Growth hormone excess: gigantism and acromegaly
Growth hormone excess causes gigantism during childhood and acromegaly in adults.
Most patients with GH excess have acidophil adenomas of the anterior pituitary gland, which may be secondary to excessive hypothalamic stimulation. Rarely, malignant tumours may release GH or GHRH. Acromegaly is sometimes one of the manifestations of multiple endocrine neoplasia (MEN).
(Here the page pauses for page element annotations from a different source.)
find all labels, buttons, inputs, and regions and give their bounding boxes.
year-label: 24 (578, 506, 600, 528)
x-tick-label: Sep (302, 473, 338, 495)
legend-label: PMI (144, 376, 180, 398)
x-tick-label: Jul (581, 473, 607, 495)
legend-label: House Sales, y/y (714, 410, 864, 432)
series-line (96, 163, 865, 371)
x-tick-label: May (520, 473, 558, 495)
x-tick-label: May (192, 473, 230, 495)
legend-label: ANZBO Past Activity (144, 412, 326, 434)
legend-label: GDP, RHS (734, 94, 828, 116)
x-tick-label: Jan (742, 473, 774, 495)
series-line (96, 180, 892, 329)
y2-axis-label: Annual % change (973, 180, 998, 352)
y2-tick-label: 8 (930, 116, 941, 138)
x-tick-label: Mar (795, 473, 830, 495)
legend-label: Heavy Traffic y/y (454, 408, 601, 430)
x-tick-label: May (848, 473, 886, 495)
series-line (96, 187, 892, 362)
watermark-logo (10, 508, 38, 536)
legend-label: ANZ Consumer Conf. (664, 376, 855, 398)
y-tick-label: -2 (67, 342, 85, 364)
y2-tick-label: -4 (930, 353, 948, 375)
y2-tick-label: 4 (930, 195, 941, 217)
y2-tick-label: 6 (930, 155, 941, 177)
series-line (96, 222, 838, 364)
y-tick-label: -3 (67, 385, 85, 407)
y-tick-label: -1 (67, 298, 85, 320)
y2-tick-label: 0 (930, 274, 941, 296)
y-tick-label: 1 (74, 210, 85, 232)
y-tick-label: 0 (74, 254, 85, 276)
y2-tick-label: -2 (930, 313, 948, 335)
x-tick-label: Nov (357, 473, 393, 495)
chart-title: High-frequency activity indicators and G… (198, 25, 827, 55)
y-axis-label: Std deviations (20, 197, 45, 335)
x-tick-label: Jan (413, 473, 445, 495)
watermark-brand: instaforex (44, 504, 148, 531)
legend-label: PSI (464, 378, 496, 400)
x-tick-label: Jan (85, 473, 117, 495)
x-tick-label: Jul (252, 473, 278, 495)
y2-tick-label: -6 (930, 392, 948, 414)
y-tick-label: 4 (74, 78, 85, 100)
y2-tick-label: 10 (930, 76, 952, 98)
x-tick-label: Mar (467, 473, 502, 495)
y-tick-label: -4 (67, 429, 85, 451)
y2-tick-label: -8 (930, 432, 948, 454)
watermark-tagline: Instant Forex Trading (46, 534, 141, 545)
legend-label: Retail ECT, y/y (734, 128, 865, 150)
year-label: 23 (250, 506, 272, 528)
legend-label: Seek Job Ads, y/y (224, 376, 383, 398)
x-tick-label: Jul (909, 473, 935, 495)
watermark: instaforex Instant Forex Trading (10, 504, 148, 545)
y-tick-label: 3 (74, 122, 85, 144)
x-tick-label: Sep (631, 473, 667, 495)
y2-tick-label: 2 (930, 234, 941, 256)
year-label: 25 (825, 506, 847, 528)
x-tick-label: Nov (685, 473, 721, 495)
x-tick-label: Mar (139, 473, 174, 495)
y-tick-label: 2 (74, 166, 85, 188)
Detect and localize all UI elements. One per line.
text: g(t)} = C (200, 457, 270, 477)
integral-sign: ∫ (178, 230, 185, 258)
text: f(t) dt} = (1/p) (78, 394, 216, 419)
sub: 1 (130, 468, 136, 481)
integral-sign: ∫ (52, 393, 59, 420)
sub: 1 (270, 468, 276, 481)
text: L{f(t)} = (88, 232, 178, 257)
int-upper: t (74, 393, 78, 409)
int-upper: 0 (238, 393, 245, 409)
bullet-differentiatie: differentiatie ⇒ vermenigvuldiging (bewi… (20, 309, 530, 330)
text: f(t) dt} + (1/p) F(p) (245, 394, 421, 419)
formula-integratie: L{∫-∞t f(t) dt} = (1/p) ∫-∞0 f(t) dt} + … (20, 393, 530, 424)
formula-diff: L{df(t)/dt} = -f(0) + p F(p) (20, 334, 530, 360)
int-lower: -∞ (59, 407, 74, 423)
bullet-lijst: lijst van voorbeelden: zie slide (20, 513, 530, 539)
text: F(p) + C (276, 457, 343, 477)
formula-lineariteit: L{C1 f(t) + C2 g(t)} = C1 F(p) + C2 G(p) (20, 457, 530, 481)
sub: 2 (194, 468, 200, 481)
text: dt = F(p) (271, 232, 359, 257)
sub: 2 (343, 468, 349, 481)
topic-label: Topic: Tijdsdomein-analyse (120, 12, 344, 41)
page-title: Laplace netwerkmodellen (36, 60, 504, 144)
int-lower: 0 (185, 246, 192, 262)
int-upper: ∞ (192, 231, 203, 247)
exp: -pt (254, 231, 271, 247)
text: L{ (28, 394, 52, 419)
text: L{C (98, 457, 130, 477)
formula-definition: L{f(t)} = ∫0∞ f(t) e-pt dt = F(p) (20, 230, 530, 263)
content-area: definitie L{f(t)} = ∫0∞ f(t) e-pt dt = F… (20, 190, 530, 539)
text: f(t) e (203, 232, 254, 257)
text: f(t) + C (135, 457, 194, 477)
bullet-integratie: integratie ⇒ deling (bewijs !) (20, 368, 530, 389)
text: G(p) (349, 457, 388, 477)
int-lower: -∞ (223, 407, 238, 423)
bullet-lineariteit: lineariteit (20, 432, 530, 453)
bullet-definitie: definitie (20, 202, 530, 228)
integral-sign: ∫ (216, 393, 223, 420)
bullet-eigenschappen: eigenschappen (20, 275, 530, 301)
The clinical manifestations of GH excess depend on whether the condition develops before or after fusion of the bony epiphyses. Gigantism is caused by excess GH secretion in childhood before fusion of the epiphyseal plates, which may be delayed by accompanying hypogonadism. Heights of up to about 2 metres may be reached. Acromegalic features may develop after bony fusion, but these patients may die in early adult life from infection or cardiac failure or as a consequence of progressive pituitary tumour growth. The features of acromegaly may include the following (Fig. 7.3):
An increase in the bulk of bone and soft tissues with enlargement of, for example, the hands, tongue, jaw and heart. Changes in facial appearance are often marked, due to the increasing size of the jaw and sinuses; the gradual coarsening of the features may pass unnoticed for many years. Thyroid gland enlargement may be clinically detectable, but the patient is usually euthyroid.
Excessive hair growth, hyperhidrosis and sebaceous gland secretion are common.
Menstrual disturbances are common in females.
Impaired glucose tolerance is present in about 25 per cent of patients, about half of whom develop symptomatic diabetes mellitus. In most cases the pancreas can secrete enough insulin to overcome the antagonistic effect of GH.
Figure 7.3 Patient with acromegaly; note large hands and prominent mandible and supraorbital ridges. Reproduced with kind permission from Rees PJ and Williams DG. Principles of Clinical Medicine. London: Hodder Arnold, 1995.
There is a predisposition to multiple pre-malignant colon polyposis and hypertension.
Hyperphosphataemia, hypercalcaemia and hypertriglyceridaemia may also be present.
Many of these features are due to the action of IGF-1, which acts as a general growth factor.